Whenever a book or comic is altered to a show or movie, there is naturally a lot of discussion about what the changes mean. Did the snipping that comes with it make it better, worse, different in a way that is unrecognizable? What does it mean if the changes come from the creator themselves?
The Sandman, based on Neil Gaiman's beloved comic book of the same name, is likely to be on fans' minds as they watch it (with David S. Goyer and showrunner Allan Heinberg), who also serves as executive producer. It might be a bit of a comfort, in a sense, to know that a creator has a significant role in a show that went through significant development hell to get to this point.
There were moments where we would argue, OK, what is important in a scene? I would talk with Allan about why a scene had been created, what I meant, and what I meant, Gaiman tells Polygon. You pick a character like Death, and you'll fall in love with her for a moment.
Kirby Howell-Baptiste, a Black woman, perfectly captured Gaiman's thought perfectly; she was the kind of person who, as Death, could generously say, You know you should look both ways before you cross the street, and youd kind of like her for having said it. Though Gaiman said that wasnt always the case, Howell-Baptiste, a Black woman, was the same person.
Gwendoline Christie appears and acts in every way like the Lucifer that Mike Dringenberg and Sam Kieth drew in Sandman #4. That's all there is to it, according to Gaiman, and that's all we need.
As the story moved to television, Gaiman felt certain adjustments were required.
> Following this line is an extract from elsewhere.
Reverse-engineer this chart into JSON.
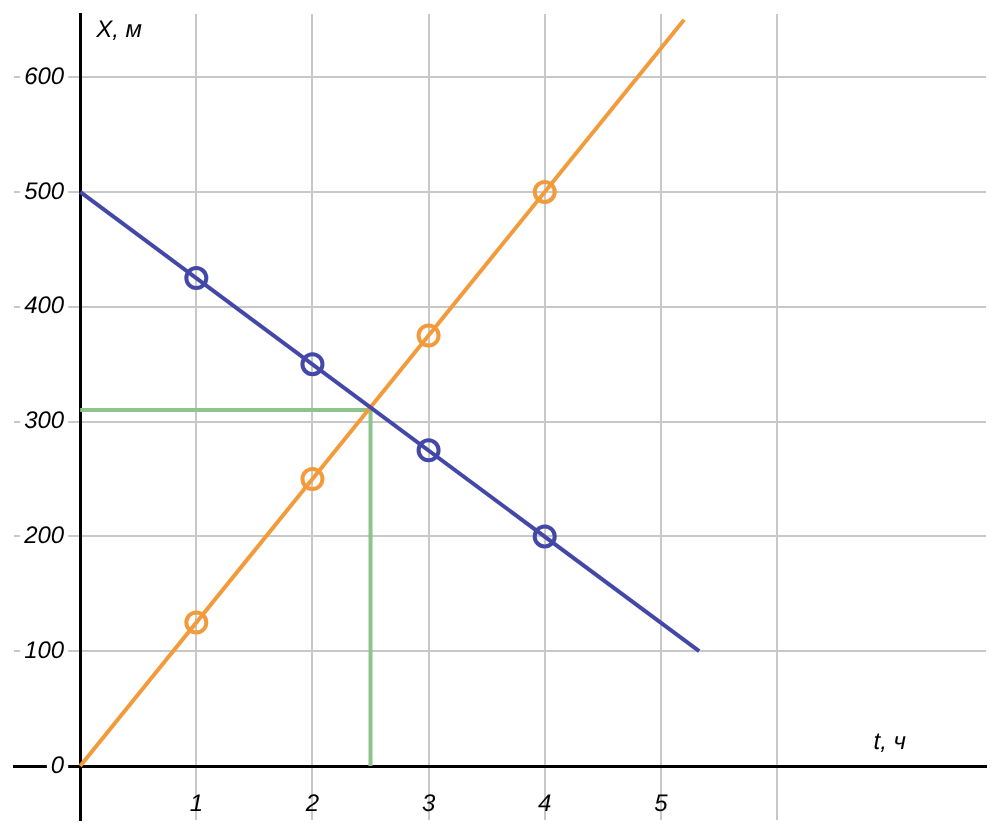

The Sandman's episode centered on Death draws from the original comic The Sound of Her Wings and merges it with a short story called Winters Tale that Gaiman wrote, while Sandman makes a few changes here and there to the story, preserving the true brutality of the 24 Hours chapter or retaining a singular look for the castle of the Dreaming instead of an ever-changing castle.
In a Vanity Fair video discussing some changes to the appearance of the Endless domains, Gaiman said, "It didnt quite work." Then we had to consider: How would it all work?"
The comic books were always the bible; sometimes they were more the Old Testament. We let things go, but the things that changed were usually related to the times or to the necessity to make something available for television.
Beyond that, many actors say they were given the freedom to make their roles work for them, working with Gaiman and Heinberg to produce performances that felt authentic to the work's essence, the only thing Gaiman considered important to maintain.
So much of the fun in the game came from discovering the relationships with other characters, although we've seen it on the page, but how does it work in real life? Howell-Baptiste says. For me, I used the source material in the comics because it's gold, basically, for my character.
So, before they explained who the character was, my reading was really instinctive. And from that, they obviously seemed to be interested in me running with what I was bringing. So I just felt a lot of freedom and freedom from Neil and Allan to play and explore.
Jenna Coleman, who plays Johanna Constantine, agrees, although her character has been greatly changed over the course of the book iteration. It was a deliberate choice for her Constantine, who is now recognized as at the top of her game and in service to the royal family.
Coleman says she thinks it was a very deliberate decision and departure away from Neil and Allans' vision in terms of costume. Gaiman's callback audition was like hers in my whole life.
Im sure that so many adaptations are so separated from their creators. Whereas [...] The Sandman is Neils' dream, both the 1989 comic for the beginning of it, and now, to this show that's on Netflix, Coleman adds. He has directly taken his work and reimagined it. And so for me, just having him around and knowing that we've got his seal of approval allowed us to be much more free in our work.
Tasha Robinson has provided additional reporting.